For those of you fortunate enough to not have to deal with my daily caffeine crashes, impressively high-pitched giggles, and incessant need to think of a song that matches every moment of my life, let me let you into a Lela fact: I am obsessed with Mad Men.

Leading up to Season Five‘s big premiere (tonight! tonight!), I have been turning into something of a Manic Pixie whenever someone mentions The Sixties, Jon Hamm, advertising…even gin. Like a one-woman Mad Men street team, I have even become that woman. The one that throws her hands to her mouth in shock – mid Mad Man love gush – upon hearing the words “I’ve never watched it?”. I’ve expected more people to punch me.

It all started when The Manfriend and I were buying used DVDs (yes, that’s something I do). “Invest in Season One for a few pounds -” I thought, “if it ends up being awful at least it has Sixties fashion“. Roughly three days and an entire season later, The Manfriend and I were ready for our next fix.

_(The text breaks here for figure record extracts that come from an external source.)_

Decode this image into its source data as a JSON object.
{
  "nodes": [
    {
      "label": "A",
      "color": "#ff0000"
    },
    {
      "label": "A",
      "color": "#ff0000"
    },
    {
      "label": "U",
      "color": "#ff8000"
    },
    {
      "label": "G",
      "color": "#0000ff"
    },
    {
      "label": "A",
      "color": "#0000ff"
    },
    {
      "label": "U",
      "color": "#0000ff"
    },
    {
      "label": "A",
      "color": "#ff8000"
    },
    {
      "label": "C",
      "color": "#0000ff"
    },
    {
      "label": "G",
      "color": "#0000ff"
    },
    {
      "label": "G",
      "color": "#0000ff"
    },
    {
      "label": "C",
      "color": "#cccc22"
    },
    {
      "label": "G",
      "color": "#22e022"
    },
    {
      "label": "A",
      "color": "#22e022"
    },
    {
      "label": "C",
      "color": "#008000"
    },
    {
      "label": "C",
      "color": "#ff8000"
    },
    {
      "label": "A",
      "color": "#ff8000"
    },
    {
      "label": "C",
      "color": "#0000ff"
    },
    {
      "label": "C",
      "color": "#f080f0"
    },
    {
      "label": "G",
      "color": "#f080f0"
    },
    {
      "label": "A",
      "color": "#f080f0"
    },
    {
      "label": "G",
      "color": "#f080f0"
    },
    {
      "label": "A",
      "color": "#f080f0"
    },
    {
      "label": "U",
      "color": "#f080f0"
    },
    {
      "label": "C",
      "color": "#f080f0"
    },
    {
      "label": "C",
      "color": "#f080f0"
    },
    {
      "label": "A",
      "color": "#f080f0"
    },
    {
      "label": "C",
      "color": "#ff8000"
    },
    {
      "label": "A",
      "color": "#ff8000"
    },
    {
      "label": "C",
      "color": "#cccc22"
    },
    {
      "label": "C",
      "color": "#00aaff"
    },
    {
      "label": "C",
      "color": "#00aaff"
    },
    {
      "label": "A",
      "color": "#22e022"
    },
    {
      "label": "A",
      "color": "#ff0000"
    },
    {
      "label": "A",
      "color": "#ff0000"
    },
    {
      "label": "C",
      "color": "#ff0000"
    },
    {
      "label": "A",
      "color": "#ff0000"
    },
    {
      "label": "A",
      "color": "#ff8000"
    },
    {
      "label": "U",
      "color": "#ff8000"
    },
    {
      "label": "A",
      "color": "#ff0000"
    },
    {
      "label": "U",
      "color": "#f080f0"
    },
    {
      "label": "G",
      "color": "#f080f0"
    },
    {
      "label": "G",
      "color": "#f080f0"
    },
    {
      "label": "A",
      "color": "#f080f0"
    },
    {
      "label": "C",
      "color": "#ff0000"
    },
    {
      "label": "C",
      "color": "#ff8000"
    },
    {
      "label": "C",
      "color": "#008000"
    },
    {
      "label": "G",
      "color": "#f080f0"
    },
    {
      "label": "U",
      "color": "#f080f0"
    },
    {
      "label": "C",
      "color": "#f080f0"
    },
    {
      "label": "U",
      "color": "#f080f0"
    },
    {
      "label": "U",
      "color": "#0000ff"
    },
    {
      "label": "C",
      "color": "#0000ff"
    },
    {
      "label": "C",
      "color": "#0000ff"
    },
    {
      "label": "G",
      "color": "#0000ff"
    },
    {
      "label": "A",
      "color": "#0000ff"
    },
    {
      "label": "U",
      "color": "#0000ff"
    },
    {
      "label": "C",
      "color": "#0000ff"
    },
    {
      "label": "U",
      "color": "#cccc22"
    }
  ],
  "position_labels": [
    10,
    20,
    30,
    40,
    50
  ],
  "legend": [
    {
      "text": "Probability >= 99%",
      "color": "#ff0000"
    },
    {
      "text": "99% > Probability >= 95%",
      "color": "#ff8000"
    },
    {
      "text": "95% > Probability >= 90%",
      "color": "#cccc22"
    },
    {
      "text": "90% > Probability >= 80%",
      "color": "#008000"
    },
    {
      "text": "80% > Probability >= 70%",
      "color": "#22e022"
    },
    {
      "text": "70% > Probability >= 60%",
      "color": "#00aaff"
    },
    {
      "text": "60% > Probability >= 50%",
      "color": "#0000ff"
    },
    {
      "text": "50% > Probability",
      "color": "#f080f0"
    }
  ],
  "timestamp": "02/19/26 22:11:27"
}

This show is like no other. Sure, you can get your period style fix from Downton Abbey – you can even get your chauvinistic sexual tension from True Blood…but you can’t get Mad Men. The closest example I can offer for those who haven’t seen Mad Men (START NOW), is The Wire. Similar to the Baltimore-focused humanistic empathy for citizens who have been let down by governments and institutions, Mad Men is about an increasingly intimate look at life. At the pursuit of happiness. At human behaviour without dramatic agenda or analyzed impulses. The characters exist in a collision of problems, political upheaval, social inequalities, and offer no explanation for their actions. No narrative. Each episode is a stream of question marks, as are our own lives.

At the core of the series we follow Don Draper and Peggy Olson, the quasi-protagonists. By ‘rights’, neither of them should be working as a creative in an ad agency; Don is bumpkin-bred and living under a completely fictionalized identity, while Peggy is not college educated and a working class (pause for effect) woman. Two individuals that, by opportunity and circumstance, have been given the chance to demonstrate their natural greatness. All while their lives get entangled in the world’s unavoidable ebb and flow.

As a technically-perfect television show, Mad Men hits every mark. It is a visual and intellectual treat, with a humour and heart that extends far beyond my used DVD expectations.

Three cheers for Sterling Cooper Draper Pryce.